MEEP will provide a foundation for building European-based chips and infrastructure to enable rapid prototyping using a library of IPs and a standard set of interfaces to the Host CPU and other FPGAs in the system using the FPGA shell. In addition to RISC-V architecture and hardware ecosystem improvements, MEEP will also improve the RISC-V software ecosystem with an improved and extended software tool chain and software stack, including a suite of HPC and HPDA (High Performance Data Analytics) applications.
From a high-level perspective, MEEP is defined as a layered structure, such as it is depicted below. There exist direct dependencies among consecutive vertical layers; whereas the vertical layer is transversal to all the rest.
The above structure contextualizes the scope of each layer and the close relationship among contiguous layers, at the same time. HPC applications (first layer on top) need software tools (second layer) to transform programs into something readable and executable on the emulation platform (third layer), according to the characterization of the accelerator architecture (fourth layer).
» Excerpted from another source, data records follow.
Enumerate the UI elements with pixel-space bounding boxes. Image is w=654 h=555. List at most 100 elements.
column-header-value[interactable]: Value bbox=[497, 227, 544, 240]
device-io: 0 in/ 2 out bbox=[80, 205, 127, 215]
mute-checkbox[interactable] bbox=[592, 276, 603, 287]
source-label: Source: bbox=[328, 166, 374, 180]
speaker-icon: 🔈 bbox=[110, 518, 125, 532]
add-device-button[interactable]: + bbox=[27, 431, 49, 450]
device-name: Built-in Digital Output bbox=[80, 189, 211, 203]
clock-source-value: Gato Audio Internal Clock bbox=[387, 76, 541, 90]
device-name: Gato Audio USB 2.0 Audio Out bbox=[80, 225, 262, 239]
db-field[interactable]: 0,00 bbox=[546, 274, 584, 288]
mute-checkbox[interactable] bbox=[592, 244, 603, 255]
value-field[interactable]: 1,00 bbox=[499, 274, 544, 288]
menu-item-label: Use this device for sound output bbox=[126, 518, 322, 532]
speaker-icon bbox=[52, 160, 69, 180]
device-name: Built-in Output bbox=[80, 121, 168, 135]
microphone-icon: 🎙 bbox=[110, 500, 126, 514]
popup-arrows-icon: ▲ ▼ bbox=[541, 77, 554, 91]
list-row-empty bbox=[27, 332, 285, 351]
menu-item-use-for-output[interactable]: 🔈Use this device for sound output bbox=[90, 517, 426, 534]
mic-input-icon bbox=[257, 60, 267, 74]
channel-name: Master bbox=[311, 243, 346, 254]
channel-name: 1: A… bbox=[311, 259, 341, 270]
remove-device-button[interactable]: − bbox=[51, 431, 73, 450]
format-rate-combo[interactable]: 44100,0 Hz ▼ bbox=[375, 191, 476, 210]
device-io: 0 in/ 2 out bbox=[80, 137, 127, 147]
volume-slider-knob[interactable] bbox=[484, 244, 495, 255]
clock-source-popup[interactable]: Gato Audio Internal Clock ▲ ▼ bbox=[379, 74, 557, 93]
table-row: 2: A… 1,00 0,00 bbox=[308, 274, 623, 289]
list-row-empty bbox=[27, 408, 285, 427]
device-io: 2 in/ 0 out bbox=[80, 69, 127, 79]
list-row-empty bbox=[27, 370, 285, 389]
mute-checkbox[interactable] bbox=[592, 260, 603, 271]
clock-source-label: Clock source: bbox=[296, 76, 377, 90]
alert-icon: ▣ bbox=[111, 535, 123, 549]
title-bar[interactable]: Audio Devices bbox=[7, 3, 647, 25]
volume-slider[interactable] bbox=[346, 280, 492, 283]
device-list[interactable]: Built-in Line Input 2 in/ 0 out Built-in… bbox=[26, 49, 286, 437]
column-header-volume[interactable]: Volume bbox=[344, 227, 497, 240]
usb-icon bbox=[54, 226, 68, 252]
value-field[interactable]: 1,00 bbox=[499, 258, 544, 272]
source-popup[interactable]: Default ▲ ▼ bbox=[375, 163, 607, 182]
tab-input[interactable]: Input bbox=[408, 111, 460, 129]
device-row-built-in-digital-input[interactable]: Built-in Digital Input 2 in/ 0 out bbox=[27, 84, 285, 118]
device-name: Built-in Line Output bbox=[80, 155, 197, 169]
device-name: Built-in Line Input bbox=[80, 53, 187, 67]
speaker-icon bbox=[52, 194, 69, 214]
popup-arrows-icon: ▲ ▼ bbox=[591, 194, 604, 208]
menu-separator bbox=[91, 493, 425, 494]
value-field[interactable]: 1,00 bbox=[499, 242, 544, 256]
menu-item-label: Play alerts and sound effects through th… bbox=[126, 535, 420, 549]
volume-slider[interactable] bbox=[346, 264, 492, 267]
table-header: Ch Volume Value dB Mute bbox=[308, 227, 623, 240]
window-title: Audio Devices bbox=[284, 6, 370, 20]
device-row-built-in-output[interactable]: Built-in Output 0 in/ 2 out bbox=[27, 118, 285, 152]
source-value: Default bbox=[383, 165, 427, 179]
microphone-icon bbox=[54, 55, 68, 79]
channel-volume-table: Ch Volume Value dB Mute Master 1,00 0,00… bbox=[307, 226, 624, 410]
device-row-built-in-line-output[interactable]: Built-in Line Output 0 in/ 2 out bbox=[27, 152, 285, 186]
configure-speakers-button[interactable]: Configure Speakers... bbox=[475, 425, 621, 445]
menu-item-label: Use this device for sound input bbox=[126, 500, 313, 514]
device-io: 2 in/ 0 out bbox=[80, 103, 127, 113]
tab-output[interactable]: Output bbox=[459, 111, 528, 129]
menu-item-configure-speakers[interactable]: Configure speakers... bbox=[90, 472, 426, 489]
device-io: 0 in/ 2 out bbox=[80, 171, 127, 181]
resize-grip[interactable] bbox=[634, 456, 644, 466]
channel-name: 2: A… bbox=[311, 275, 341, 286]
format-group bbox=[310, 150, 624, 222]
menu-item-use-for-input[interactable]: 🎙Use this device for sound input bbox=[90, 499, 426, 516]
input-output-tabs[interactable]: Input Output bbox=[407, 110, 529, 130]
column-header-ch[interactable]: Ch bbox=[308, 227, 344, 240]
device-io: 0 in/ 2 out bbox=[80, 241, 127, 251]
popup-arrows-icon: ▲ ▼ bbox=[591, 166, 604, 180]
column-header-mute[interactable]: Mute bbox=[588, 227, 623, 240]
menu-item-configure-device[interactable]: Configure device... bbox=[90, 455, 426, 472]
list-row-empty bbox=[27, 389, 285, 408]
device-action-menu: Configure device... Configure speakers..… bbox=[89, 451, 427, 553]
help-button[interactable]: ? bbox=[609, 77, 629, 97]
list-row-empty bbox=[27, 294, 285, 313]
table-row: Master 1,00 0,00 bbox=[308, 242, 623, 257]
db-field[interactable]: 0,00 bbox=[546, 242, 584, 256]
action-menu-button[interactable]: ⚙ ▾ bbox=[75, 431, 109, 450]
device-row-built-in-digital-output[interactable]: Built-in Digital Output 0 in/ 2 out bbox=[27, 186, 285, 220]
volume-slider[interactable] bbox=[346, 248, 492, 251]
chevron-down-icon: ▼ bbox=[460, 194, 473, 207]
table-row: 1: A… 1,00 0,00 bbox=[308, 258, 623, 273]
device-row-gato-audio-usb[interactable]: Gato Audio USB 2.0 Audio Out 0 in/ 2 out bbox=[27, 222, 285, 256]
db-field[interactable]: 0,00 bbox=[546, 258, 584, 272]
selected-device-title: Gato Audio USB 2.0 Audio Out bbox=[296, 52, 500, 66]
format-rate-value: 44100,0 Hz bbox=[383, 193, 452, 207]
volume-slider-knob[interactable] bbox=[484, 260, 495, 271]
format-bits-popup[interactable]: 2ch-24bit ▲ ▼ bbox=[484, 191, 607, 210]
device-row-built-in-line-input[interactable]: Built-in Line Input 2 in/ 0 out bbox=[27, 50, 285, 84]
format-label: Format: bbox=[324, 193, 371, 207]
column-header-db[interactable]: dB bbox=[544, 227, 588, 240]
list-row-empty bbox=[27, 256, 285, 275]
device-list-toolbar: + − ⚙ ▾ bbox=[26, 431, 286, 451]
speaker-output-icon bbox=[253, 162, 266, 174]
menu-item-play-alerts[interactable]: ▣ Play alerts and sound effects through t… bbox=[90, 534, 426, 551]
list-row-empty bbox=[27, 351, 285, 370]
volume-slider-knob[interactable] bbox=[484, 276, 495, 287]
Each layer has its own responsibility, and all of them might be analyzed using profiling and performance monitoring tools. In particular:
- HPC Applications layer studies and analyzes different kinds of applications, considering their workloads, data distribution and dependencies, level of parallelism, programming languages, etc.
- The Software toolchain layer provides the required software ecosystem to exploit hardware capabilities. It includes the software stack, from the operating system (at the bottom) to several HPC runtimes (at the top).
- The Emulation Platform layer enables the possibility of executing HPC applications on top of the Accelerator Architecture, using the information received from the Software toolchain layer.
- The Accelerator Architecture layer defines the accelerator components, their connectivity and functionality.
- The Profiling and performance monitoring layer gives some feedback in terms of applications memory access pattern.
Read more details on the MEEP platform layers here.
MEEP development phases
In order to deal with MEEP complexity and dimension, its development will be afforded in two main phases:
Phase 1: It will work with a portion of the architecture on a single FPGA, a single instance of the emulation platform. The development of this phase will use the Xilinx Alveo U280 data center accelerator cards. The idea behind this experimental work is being able to demonstrate the viability of MEEP as an FPGA-emulation platform.
MEEP teams have been making progress on the different layers involved in the project, from software to hardware.
Regarding the Software Stack, most of the efforts have been focused on the Operating System; since this is the foundation for all the software layers to be built on top. The same happens from the hardware perspective, where the Operating System opens the door to the execution of HPC applications on the hardware architecture. Thus, the final goal of the emulation platform, and the emulated accelerator, is to support the requirements imposed by the OS.
The efforts made from the hardware stack perspective have been focused on three different areas:
Emulation Platform: The goal here has been to create an FPGA Shell that enables communication between the host and emulated accelerator. More information can be found on Emulation Platform.
Modelling ACME accelerator architecture: The goal here has been to work on the refinement of the ACME accelerator specifications by following a data-driven decision procedure. Coyote is playing the main role as a performance modelling simulator, modeling different components and the corresponding simulation results are used to check initial assumptions, refine and validate features and behaviors. More information can be found on Accelerator Architecture.
ACME as an emulated accelerator: Considering that the ACME accelerator SoC will be further developed after the life cycle of MEEP, the hardware stack has to work on doing one step after another, starting from a first approach to the architecture and then refining the design to be as faithful as possible to the proposed ACME architecture specifications. In the end, the emulated accelerator will be a proof of concept for the MEEP project, which will allow executing HPC applications on top of it. More information can be found on Accelerator Architecture/corresponding subsection.
Phase 2: A bigger and more complex system will be developed, in which up to 8 cards will be placed in a system or node. Multiple systems will be connected via a high speed switch. The FPGAs will be able to communicate within the node or between nodes, facilitating FPGA-to-FPGA communication development in two ways: local and remote. The idea is to scale the system using a denser form factor to beyond what can be done today with normal off the shelf platforms. Therefore, the prototype platform will enable mappings within an FPGA, across multiple FPGAs in a node, and across multiple FPGAs in multiple nodes.